Users then entered a postcode alongside themed search criteria such as weekend activities, health and beauty, and St Valentine's Day.
The month-long campaign, which ran earlier this year and did not use an external media agency, helped raise the profile of the Yell.com brand.
During the campaign, nearly half (48%) of the young people who received the ads used the Yell.com service at least twice, while the average click-through rate for the campaign was 6.3%, according to Blyk.
James Dare, mobile product marketing manager at Yell.com, says: "Internally, we were impressed with the results of the campaign.

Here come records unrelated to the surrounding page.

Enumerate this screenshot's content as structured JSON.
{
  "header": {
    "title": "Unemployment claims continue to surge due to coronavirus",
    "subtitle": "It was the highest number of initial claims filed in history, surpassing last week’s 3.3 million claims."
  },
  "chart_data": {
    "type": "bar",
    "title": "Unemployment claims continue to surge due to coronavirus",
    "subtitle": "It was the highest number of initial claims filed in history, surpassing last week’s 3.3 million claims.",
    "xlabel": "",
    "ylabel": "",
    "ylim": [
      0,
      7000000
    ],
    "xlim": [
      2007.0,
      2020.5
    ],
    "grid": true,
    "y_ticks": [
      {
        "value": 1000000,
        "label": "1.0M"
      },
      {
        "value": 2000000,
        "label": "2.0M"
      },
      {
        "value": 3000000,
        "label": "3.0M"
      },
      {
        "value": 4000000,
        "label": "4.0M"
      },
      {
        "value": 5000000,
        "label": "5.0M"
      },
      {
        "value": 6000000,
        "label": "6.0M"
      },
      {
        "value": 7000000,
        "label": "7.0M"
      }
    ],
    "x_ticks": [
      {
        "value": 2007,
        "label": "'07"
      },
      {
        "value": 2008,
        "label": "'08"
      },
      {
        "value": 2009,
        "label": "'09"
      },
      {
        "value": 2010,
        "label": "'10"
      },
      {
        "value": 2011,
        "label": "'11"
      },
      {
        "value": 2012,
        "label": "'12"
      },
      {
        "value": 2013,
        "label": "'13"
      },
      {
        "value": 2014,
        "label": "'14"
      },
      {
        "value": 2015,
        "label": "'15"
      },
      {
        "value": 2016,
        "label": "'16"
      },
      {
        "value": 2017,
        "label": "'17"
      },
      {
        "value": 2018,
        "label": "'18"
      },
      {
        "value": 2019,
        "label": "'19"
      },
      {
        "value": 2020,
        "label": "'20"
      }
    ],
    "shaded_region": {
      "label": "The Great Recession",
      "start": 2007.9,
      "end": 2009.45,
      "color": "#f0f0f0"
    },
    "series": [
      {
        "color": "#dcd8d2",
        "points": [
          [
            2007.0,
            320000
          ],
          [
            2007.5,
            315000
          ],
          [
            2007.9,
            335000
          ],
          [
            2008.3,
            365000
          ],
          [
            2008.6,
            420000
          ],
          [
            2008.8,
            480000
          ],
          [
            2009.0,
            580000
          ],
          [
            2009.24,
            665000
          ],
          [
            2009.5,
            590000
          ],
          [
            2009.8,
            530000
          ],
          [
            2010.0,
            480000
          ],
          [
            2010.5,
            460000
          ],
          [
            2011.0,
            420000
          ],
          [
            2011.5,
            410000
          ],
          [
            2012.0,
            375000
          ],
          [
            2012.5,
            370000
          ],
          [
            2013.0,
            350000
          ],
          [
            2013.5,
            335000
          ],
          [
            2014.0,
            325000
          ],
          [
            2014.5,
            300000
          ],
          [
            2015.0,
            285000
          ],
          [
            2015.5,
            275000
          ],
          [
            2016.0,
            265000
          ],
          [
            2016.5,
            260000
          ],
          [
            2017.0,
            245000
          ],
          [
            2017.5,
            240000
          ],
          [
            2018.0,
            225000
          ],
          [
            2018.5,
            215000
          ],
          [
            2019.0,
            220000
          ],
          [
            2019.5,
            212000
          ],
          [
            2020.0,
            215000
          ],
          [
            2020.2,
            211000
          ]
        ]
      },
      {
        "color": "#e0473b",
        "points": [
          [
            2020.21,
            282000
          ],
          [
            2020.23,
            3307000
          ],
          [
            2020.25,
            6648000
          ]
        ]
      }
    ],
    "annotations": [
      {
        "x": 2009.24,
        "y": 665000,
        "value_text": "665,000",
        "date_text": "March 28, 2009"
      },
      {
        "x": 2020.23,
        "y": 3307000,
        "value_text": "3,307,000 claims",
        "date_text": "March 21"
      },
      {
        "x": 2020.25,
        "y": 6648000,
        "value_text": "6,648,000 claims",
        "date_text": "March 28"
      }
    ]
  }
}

"While we always hoped we would see tangible search volumes as well as reaching out to the young demographic, it was great to get almost 50,000 high-value searches through the strategy."
Antti Ohrling, co-founder and executive director at Blyk, adds: "Contextual search can lead the audience to relevant information that is useful in a timely way.
"Young people don't need double glazing services, gardeners or accountants. They want take-away food, late-night off-licences, leisure facilities and recruitment agencies. And they want these listings from their local area, not from vast geographical zones."